HOW THEY STARTED USING EBAY

Barlow: “It was the Duncan Hines material that got me on to eBay. At first I had this idea to collect postcards of restaurants, but then I found that that was too general so I limited it to collecting postcards relating to Duncan Hines. This gives me a period and more interesting restaurants to boot. This sort of material is not in book stores – it’s too cheap and too ephemeral. With eBay, I have acquired all but the first edition of Duncan Hines. eBay allows me to bid on ephemera and material not sold by dealers and auction houses, such as restaurant menus. I use eBay primarily to buy particular types of things that I couldn’t get any other way.”


Barlow: “I am also a member of the Grolier Club and also I teach a course on Book Collecting with Terry Belanger at the University of Virginia’s Rare Book School, so in part I started on eBay as research when I was exploring all book searching engines on the net.”

Dealer Y: “I am a perennial collector, a frequenter of flea markets and estate sales.
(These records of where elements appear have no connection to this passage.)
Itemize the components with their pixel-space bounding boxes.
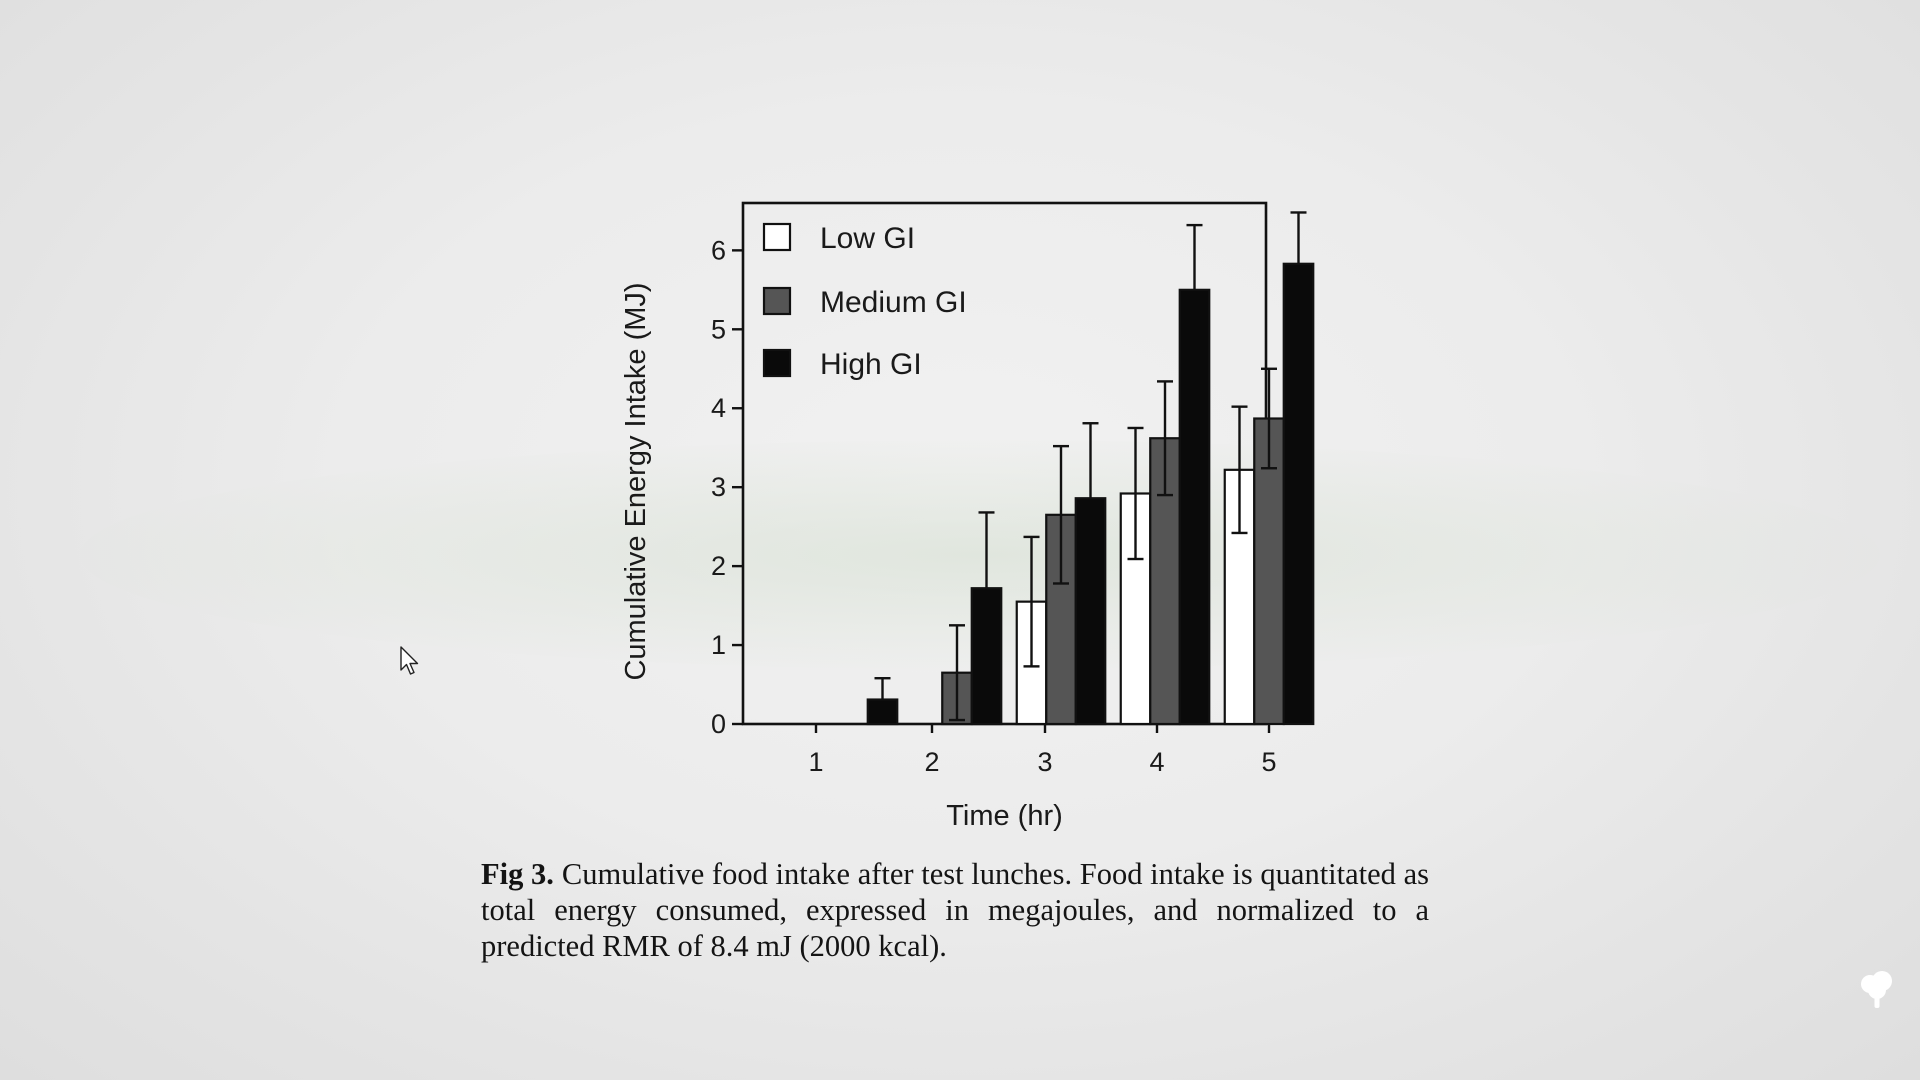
x-tick-label: 2 (924, 747, 939, 777)
x-tick-label: 5 (1261, 747, 1276, 777)
y-tick-label: 2 (711, 551, 726, 581)
bar (1074, 497, 1107, 726)
legend-swatch (762, 348, 792, 378)
legend-swatch (762, 222, 792, 252)
x-tick-label: 4 (1149, 747, 1164, 777)
y-tick-label: 0 (711, 709, 726, 739)
bar (1178, 288, 1211, 726)
x-tick-label: 3 (1037, 747, 1052, 777)
y-tick-label: 5 (711, 314, 726, 344)
x-axis-label: Time (hr) (946, 800, 1063, 832)
y-axis-label: Cumulative Energy Intake (MJ) (620, 282, 652, 680)
legend-label: Medium GI (820, 286, 967, 319)
y-tick-label: 1 (711, 630, 726, 660)
bar (1282, 262, 1315, 726)
bar-chart: 0 1 2 3 4 5 6 1 2 3 4 5 Time (hr) Cumulative Energy I… (620, 201, 1315, 832)
legend-label: High GI (820, 348, 922, 381)
y-tick-label: 4 (711, 393, 726, 423)
caption-label: Fig 3. (481, 857, 554, 891)
bar (970, 587, 1003, 726)
y-tick-label: 6 (711, 235, 726, 265)
y-tick-label: 3 (711, 472, 726, 502)
legend-swatch (762, 286, 792, 316)
x-tick-label: 1 (808, 747, 823, 777)
bar (866, 698, 899, 726)
figure-caption: Fig 3. Cumulative food intake after test … (481, 856, 1429, 964)
legend-label: Low GI (820, 222, 915, 255)
mouse-pointer-icon (400, 646, 419, 675)
tree-icon[interactable] (1858, 970, 1896, 1010)
caption-text: Cumulative food intake after test lunche… (481, 857, 1429, 963)
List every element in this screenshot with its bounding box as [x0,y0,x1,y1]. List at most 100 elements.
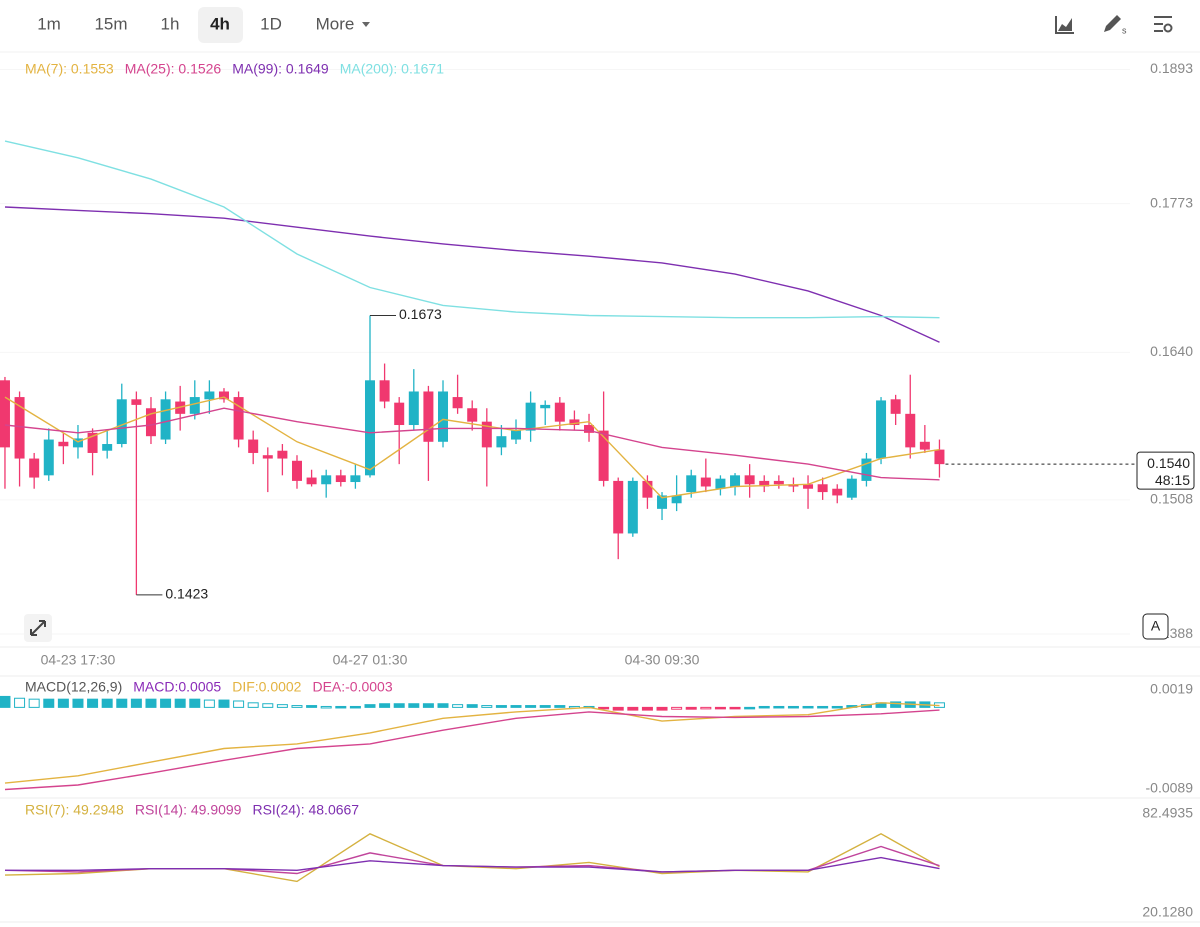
candle-body [657,495,668,509]
macd-bar [130,698,142,708]
macd-bar [160,698,172,708]
y-tick-label: 20.1280 [1142,904,1193,920]
legend-entry: MACD(12,26,9) [25,679,122,695]
candle-body [58,441,69,447]
macd-bar [0,695,11,708]
candle-body [861,458,872,481]
candle-body [525,402,536,431]
candle-body [364,380,375,476]
candle-body [817,484,828,493]
y-tick-label: 0.1508 [1150,491,1193,507]
macd-bar [72,698,84,708]
macd-bar [525,705,537,708]
macd-bar [101,698,113,708]
interval-button[interactable]: 1h [161,14,180,33]
interval-button[interactable]: 4h [210,14,230,33]
legend-entry: MA(99): 0.1649 [232,61,329,77]
macd-bar [481,705,493,708]
y-tick-label: 0.1893 [1150,60,1193,76]
indicator-line [4,709,940,791]
candle-body [0,380,10,448]
legend-entry: MA(7): 0.1553 [25,61,114,77]
legend-entry: RSI(14): 49.9099 [135,802,242,818]
candle-body [613,480,624,534]
candle-body [773,480,784,485]
plot: 0.18930.17730.16400.15080.13880.16730.14… [0,60,1195,920]
auto-scale-button[interactable]: A [1142,613,1169,640]
macd-bar [43,698,55,708]
candle-body [438,391,449,442]
candle-body [598,430,609,481]
candle-body [87,432,98,453]
candle-body [423,391,434,442]
indicator-line [4,702,940,784]
candle-body [554,402,565,422]
auto-scale-label[interactable]: A [1151,618,1161,634]
y-tick-label: -0.0089 [1146,779,1194,795]
candle-body [29,458,40,478]
candle-body [642,480,653,498]
candle-body [43,439,54,476]
macd-bar [890,701,902,708]
more-button[interactable]: More [316,14,355,33]
svg-text:s: s [1122,25,1127,35]
candle-body [262,455,273,459]
candle-body [408,391,419,426]
y-tick-label: 82.4935 [1142,805,1193,821]
indicator-line [4,396,940,499]
macd-bar [554,705,566,708]
macd-bar [510,705,522,708]
indicator-line [4,206,940,343]
macd-bar [714,706,726,710]
macd-bar [452,704,464,708]
macd-bar [393,703,405,708]
macd-bar [773,705,785,709]
chart-type-icon[interactable] [1055,16,1074,34]
macd-bar [612,706,624,711]
interval-button[interactable]: 1D [260,14,282,33]
candle-body [876,400,887,459]
macd-bar [203,699,215,708]
candle-body [14,397,25,459]
candle-body [569,419,580,426]
macd-bar [189,698,201,708]
macd-bar [335,705,347,709]
macd-bar [320,705,332,709]
candle-body [832,488,843,496]
interval-button[interactable]: 15m [94,14,127,33]
macd-bar [379,703,391,708]
settings-icon[interactable] [1154,16,1173,33]
macd-bar [787,705,799,709]
macd-bar [495,705,507,708]
macd-bar [437,703,449,708]
x-tick-label: 04-23 17:30 [41,652,116,668]
legend-entry: DEA:-0.0003 [312,679,392,695]
candle-body [350,475,361,483]
macd-bar [656,706,668,711]
y-tick-label: 0.1640 [1150,343,1193,359]
y-tick-label: 0.0019 [1150,681,1193,697]
indicator-line [5,856,940,873]
macd-bar [671,706,683,710]
candle-body [306,477,317,485]
candle-body [540,404,551,409]
candle-body [467,408,478,422]
candle-body [131,399,142,405]
last-price-box [1136,451,1195,490]
expand-button[interactable] [24,614,52,642]
candle-body [496,436,507,448]
candle-body [145,408,156,437]
macd-bar [627,706,639,711]
indicator-line [4,140,940,319]
last-price-label: 0.1540 [1147,455,1190,471]
candle-body [730,475,741,487]
macd-bar [641,706,653,711]
drawing-tool-icon[interactable]: s [1104,15,1127,35]
interval-button[interactable]: 1m [37,14,61,33]
macd-bar [364,704,376,708]
legend-entry: RSI(24): 48.0667 [252,802,359,818]
macd-bar [306,705,318,708]
candle-body [72,438,83,448]
candle-body [291,460,302,481]
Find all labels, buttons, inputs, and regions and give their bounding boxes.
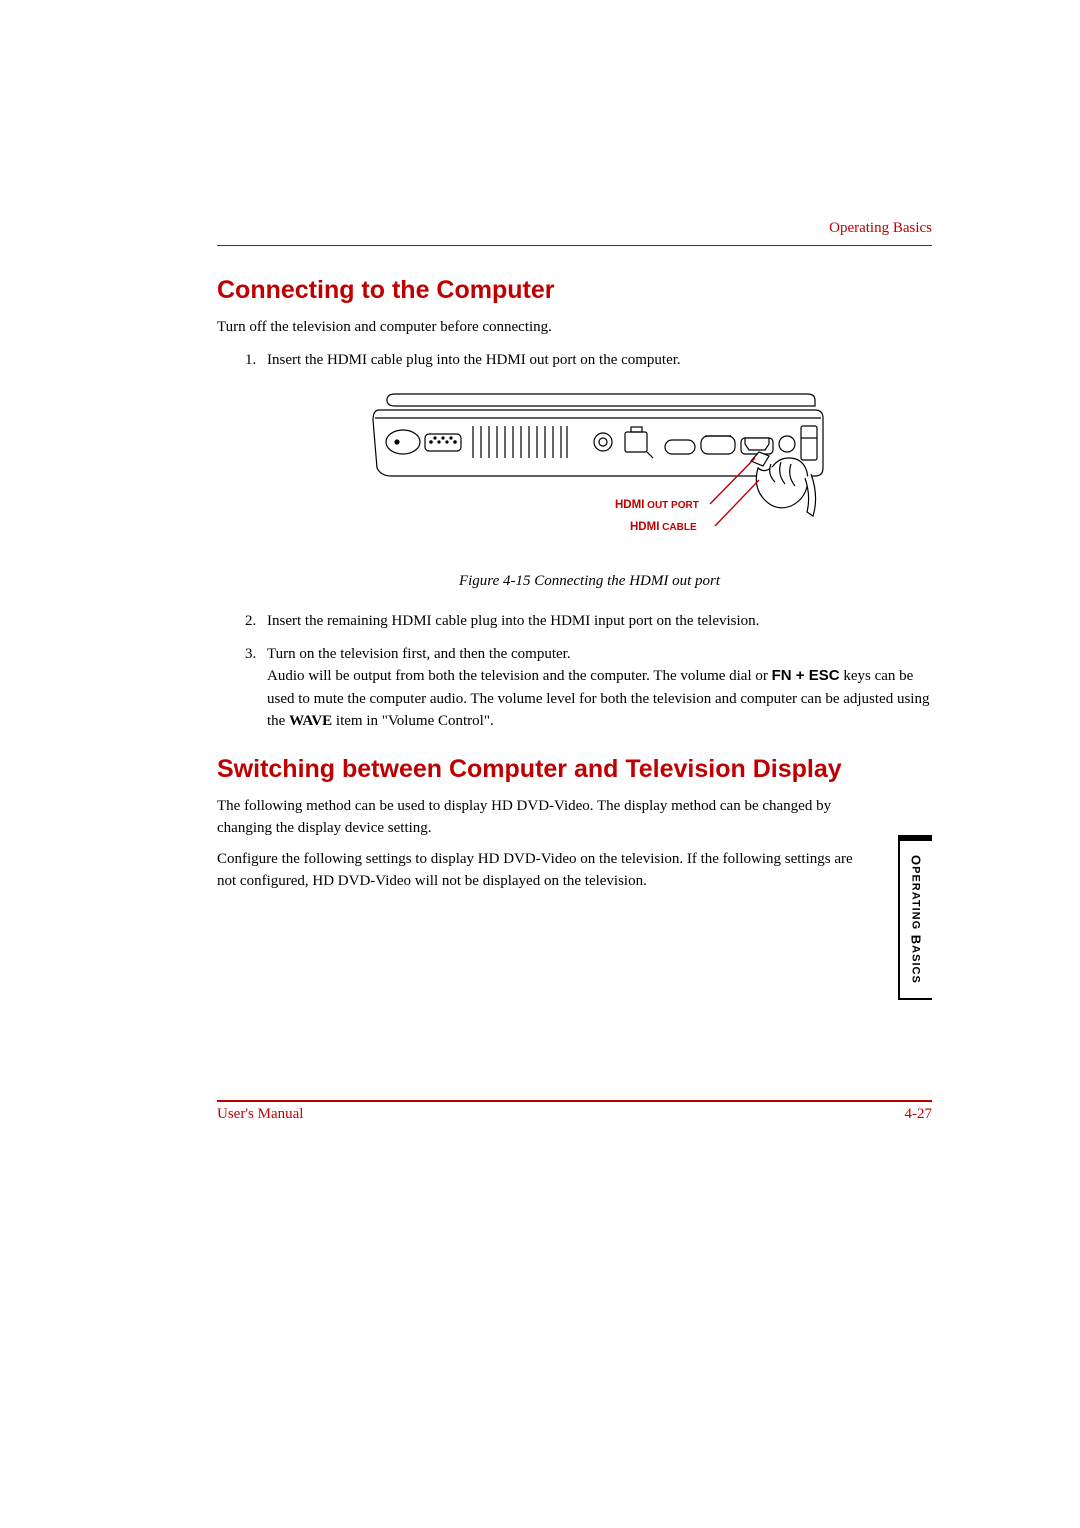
list-text-b: Audio will be output from both the telev… [267, 668, 772, 684]
ordered-list-2: 2.Insert the remaining HDMI cable plug i… [217, 610, 932, 733]
list-item-3: 3.Turn on the television first, and then… [245, 643, 932, 733]
intro-paragraph: Turn off the television and computer bef… [217, 317, 932, 339]
footer-left: User's Manual [217, 1106, 303, 1123]
hdmi-cable-label: HDMI CABLE [630, 521, 697, 533]
figure-caption: Figure 4-15 Connecting the HDMI out port [247, 573, 932, 590]
list-number: 2. [245, 610, 267, 633]
laptop-hdmi-diagram: HDMI OUT PORT HDMI CABLE [355, 386, 825, 556]
key-combo: FN + ESC [772, 667, 840, 684]
heading-connecting: Connecting to the Computer [217, 276, 932, 305]
header-section-label: Operating Basics [829, 220, 932, 236]
list-text: Insert the remaining HDMI cable plug int… [267, 613, 759, 629]
side-tab-label: OPERATING BASICS [909, 855, 924, 984]
hdmi-port-label: HDMI OUT PORT [615, 499, 699, 511]
heading-switching: Switching between Computer and Televisio… [217, 755, 932, 784]
page-footer: User's Manual 4-27 [217, 1100, 932, 1123]
page-container: Operating Basics Connecting to the Compu… [0, 0, 1080, 1528]
list-number: 3. [245, 643, 267, 666]
list-number: 1. [245, 349, 267, 372]
list-text-a: Turn on the television first, and then t… [267, 646, 571, 662]
list-text-f: item in "Volume Control". [332, 713, 494, 729]
list-item-1: 1.Insert the HDMI cable plug into the HD… [245, 349, 932, 372]
wave-label: WAVE [289, 713, 332, 729]
ordered-list-1: 1.Insert the HDMI cable plug into the HD… [217, 349, 932, 372]
footer-right: 4-27 [905, 1106, 933, 1123]
figure-container: HDMI OUT PORT HDMI CABLE Figure 4-15 Con… [247, 386, 932, 590]
paragraph-2b: Configure the following settings to disp… [217, 849, 861, 893]
list-text: Insert the HDMI cable plug into the HDMI… [267, 352, 681, 368]
side-tab: OPERATING BASICS [898, 835, 932, 1000]
paragraph-2a: The following method can be used to disp… [217, 796, 861, 840]
running-header: Operating Basics [217, 220, 932, 246]
list-item-2: 2.Insert the remaining HDMI cable plug i… [245, 610, 932, 633]
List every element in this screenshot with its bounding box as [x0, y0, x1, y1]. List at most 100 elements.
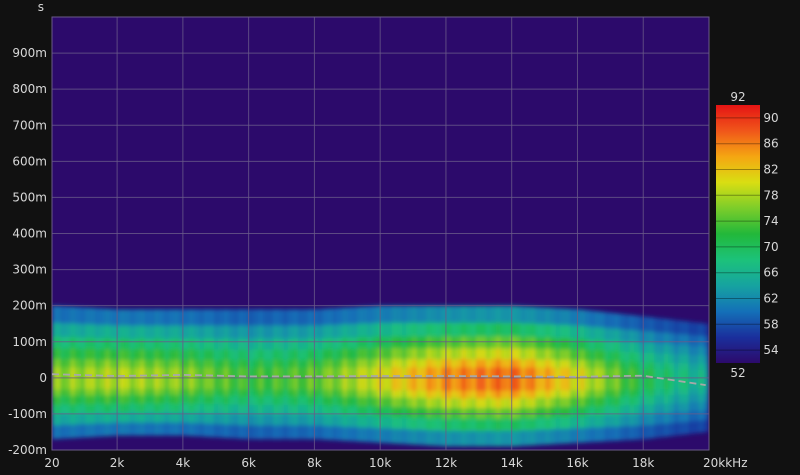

For people like me, eBay functions as a 24 hour estate sale. It is the fulfillment of my dreams, to be able to have access to this material within the confines of my home, in physical/temporal ways that had never previously existed.”


WHAT THEY BUY OR SELL ON EBAY

Librarian X: “For my independent book business, I have spurts of interest in different things. The Hogarth Press is a fairly regular interest. I have sold these at some reasonable profit, but not on eBay but on abe.com and other bookselling sites. You can’t buy cheap on abe.com. You can, however, buy cheap on eBay and sell high on abe. For the special collection I work for, I buy postcards, movie postcards, ephemera, trade catalogues, out of print material on eBay.”

Zubal: “With eBay I have been really focused on popular culture. Literary 1920s, 1930s do sell but at low prices. I only sell things that I would throw out anyway or wholesale at pennies. Instead I sell it on eBay and get dollars, not pennies, for it.”

Barlow: “I buy books, mostly. But I also buy stamps and ephemeral material especially material relating to waterskiing (which used to be a hobby of mine), and material relating to restaurants listed in Duncan Hines.”

Dealer Y: “I buy fine first edition books in modern art, photography, about objects d’art, and sometimes I buy the objects d’art themselves not just the books about them.”

APPROXIMATELY HOW MANY PIECES THEY’VE TRADED IN VIA EBAY/APPROXIMATE PERCENTAGE OF BUSINESS CONDUCTED OVER EBAY

Zubal: “I’d say eBay makes for less than 1% of my total sales. I sell several hundred books a day on my website [www.zubal.com]. I sell at most something like four items a day on eBay. Since it’s very time consuming and labor intensive to do rare book descriptions, I sell on eBay more as a lark to get rid of stuff that I would otherwise generally dump.”